Tonto Natural Bridge was fabulous when we last saw it (around 2003).
In 1982, my parents and I relocated to Arizona. I visited the summit of Four Peeks as one of my first destinations. Fantastic vista from that height. It is a disgrace that our administration believes it needs the money for additional weaponry. Just so you know, I searched for “Tonto national forest” on Google Images and saw the picture of the man in the parking lot playing the banjo.
That’s about the time that Mark hiked up to the top of Four Peaks with a friend. Great times!
For many years, my son hosted campers at Pebble Beach. He had the park looking pretty good, and all of his camping relatives contributed. He and his two kids took fantastic care of it and never got paid a thing (apart from free electricity). Everyone contributed to keeping it tidy. They made one large, joyful family there by travelling from all around to camp there. Everything went wrong a year after he passed away. I’m relieved he never had this perspective. He cherished his camp and the people there.

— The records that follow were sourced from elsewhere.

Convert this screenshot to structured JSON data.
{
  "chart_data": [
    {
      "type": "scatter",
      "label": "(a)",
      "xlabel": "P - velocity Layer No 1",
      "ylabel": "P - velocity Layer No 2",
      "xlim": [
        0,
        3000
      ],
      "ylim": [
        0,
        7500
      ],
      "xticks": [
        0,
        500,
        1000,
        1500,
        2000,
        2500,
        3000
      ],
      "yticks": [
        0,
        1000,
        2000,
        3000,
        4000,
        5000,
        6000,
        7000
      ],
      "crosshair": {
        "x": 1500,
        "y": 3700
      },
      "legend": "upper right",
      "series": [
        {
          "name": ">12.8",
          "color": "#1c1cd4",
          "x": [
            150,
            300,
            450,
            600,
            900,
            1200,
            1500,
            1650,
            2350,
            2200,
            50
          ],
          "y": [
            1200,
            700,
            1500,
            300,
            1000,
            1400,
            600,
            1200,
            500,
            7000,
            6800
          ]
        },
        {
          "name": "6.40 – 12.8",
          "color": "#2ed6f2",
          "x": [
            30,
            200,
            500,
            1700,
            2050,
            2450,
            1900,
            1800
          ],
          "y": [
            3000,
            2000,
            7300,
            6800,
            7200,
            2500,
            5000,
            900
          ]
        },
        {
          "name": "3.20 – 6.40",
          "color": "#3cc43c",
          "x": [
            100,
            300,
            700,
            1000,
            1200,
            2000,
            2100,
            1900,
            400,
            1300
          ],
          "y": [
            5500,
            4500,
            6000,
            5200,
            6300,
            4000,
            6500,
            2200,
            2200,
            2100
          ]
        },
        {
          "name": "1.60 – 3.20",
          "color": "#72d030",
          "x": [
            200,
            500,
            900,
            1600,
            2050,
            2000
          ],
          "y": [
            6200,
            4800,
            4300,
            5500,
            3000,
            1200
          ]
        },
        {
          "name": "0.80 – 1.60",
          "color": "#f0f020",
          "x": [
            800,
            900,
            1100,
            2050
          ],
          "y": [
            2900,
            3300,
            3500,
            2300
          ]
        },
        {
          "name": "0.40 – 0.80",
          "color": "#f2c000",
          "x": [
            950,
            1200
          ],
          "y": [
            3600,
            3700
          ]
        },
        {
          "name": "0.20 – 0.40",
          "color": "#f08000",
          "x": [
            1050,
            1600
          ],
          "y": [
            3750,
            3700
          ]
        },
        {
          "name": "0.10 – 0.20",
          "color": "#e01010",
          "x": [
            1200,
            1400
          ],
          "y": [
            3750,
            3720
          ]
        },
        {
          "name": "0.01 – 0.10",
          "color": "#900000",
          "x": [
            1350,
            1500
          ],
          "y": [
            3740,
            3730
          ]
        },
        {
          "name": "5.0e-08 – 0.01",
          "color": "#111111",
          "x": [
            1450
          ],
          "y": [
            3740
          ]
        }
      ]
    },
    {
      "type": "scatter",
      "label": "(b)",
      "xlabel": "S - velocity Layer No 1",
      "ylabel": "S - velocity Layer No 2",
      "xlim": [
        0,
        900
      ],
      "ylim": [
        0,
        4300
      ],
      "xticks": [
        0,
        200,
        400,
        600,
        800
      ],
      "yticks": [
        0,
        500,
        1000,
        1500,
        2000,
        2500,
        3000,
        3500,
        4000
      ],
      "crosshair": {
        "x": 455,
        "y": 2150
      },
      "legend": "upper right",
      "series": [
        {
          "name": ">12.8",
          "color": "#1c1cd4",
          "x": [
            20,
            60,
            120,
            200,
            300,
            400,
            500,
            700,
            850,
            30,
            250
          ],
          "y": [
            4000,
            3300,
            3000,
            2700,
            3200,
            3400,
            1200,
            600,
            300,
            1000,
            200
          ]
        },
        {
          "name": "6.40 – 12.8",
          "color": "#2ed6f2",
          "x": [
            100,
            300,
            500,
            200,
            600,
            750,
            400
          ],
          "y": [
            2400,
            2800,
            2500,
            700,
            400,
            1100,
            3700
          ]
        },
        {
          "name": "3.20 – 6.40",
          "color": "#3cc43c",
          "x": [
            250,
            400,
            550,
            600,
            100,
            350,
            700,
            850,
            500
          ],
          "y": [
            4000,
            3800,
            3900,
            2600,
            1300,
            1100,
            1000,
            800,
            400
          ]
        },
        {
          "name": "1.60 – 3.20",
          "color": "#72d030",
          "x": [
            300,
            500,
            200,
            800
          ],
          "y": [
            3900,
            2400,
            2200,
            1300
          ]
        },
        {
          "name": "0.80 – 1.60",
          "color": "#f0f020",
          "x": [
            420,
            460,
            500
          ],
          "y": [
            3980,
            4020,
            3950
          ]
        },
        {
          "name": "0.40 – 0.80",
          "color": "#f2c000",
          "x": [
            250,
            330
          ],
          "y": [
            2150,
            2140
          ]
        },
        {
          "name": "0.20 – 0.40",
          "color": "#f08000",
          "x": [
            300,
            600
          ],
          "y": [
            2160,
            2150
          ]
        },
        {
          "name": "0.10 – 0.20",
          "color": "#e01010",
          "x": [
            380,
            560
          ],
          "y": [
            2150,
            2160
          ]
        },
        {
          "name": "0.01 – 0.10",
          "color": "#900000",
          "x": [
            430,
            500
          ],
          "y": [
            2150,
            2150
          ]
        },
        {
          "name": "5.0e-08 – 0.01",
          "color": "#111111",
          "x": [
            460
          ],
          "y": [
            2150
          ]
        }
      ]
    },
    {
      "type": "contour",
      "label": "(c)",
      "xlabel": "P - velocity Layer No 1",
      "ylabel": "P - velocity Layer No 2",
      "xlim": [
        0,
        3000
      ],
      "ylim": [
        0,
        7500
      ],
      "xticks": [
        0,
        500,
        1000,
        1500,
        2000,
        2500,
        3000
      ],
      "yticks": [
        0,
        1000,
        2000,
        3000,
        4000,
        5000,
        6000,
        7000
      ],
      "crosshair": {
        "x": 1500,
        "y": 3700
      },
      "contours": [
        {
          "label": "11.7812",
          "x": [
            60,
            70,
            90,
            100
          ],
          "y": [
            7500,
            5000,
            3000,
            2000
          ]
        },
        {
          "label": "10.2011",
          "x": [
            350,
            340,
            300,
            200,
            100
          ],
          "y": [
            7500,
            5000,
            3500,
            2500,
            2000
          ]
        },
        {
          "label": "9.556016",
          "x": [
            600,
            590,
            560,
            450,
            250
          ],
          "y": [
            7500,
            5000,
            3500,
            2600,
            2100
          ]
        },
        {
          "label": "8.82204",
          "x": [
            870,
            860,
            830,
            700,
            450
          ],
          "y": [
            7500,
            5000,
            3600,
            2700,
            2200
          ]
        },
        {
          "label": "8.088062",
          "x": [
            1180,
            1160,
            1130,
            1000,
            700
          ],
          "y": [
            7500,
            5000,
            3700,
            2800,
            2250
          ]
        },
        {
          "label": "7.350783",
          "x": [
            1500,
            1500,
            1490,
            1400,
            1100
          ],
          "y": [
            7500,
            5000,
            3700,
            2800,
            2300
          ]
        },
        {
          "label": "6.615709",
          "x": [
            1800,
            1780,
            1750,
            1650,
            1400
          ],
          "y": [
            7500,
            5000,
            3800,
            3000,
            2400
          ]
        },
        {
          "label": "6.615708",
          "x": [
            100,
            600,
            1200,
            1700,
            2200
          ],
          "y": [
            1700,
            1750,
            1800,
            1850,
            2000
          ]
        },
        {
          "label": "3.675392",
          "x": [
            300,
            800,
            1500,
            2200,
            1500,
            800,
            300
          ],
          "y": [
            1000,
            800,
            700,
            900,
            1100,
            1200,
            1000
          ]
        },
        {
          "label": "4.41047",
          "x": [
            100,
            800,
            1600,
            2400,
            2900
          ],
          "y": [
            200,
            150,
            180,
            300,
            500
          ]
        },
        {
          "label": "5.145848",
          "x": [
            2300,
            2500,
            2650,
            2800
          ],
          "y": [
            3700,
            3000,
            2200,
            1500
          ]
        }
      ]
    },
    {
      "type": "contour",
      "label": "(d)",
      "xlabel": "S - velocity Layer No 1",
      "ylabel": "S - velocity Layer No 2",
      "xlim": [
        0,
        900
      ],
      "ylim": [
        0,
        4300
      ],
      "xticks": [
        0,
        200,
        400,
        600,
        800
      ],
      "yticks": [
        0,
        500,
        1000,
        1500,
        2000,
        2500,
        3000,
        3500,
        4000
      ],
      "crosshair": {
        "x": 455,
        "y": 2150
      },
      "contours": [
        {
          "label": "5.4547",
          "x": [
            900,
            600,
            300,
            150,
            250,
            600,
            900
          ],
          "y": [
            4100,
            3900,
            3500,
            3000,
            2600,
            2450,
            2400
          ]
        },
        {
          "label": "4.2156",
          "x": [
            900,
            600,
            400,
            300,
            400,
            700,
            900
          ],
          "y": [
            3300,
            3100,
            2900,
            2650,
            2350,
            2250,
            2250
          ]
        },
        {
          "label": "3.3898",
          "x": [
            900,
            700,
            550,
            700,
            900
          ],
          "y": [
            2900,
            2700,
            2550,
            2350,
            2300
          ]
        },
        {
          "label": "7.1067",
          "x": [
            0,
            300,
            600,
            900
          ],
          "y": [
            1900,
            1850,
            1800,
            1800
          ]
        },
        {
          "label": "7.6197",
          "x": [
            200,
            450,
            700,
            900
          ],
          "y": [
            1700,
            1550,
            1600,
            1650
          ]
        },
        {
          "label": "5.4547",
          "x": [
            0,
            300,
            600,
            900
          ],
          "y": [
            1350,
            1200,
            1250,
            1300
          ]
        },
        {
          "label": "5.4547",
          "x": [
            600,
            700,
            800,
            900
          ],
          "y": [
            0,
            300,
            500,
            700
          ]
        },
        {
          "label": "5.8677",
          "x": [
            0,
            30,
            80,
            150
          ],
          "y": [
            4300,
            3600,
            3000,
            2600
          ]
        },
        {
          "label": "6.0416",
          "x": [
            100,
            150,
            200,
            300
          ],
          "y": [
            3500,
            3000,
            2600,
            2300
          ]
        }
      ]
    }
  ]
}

So often the public land volunteers put their hearts and souls into keeping their campgrounds and parks in peak condition, always for negligible compensation, of course. I’m not surprised at all by your lovely tale of joy and community at Pebble Beach, and I’m really sorry things went so wrong there after your son passed. Thankfully he never knew what happened. Thank you for sharing your memories here. They’re a great reminder of how things once were and how they still are in the place where the hosts love their campgrounds and their guests.
It is genuinely unfortunate for locals who used to be able to enjoy a simple weekend getaway from the city for winter camping, as well as for winter RV snowbirds. The most recent information I have received from Tonto National Forest officials states that starting in January 2016, a day usage pass will cost $12 for anyone wishing to spend an hour hiking or fishing in these areas.
We agree 100%. It is tragic that those massive parking areas along the Bush Highway were closed to winter campers. The RVers kept the places up and we all loved being there. Now it’s an endless stretch of wasted paved parking lots that barely see any cars. The day usage fee has been in effect since 2016, although I doubt anyone pays it or any rangers check. Each time we’ve swung through there the place has been virtually deserted. We’ve had long conversations with many Tonto National Forest volunteers over the years, and every single one has told us the forest is horribly mismanaged. One explained that Tonto National Forest is a career stepping stone for the Forest Supervisor (the top dog, maybe a different title). That person comes in, implements some new programs, stays long enough to get the funding and then moves on to a better job with a big feather in his cap for having implemented new programs at Tonto. The next Super comes in to replace him and does the same thing, so none of the programs ever get fully staffed or implemented or completed.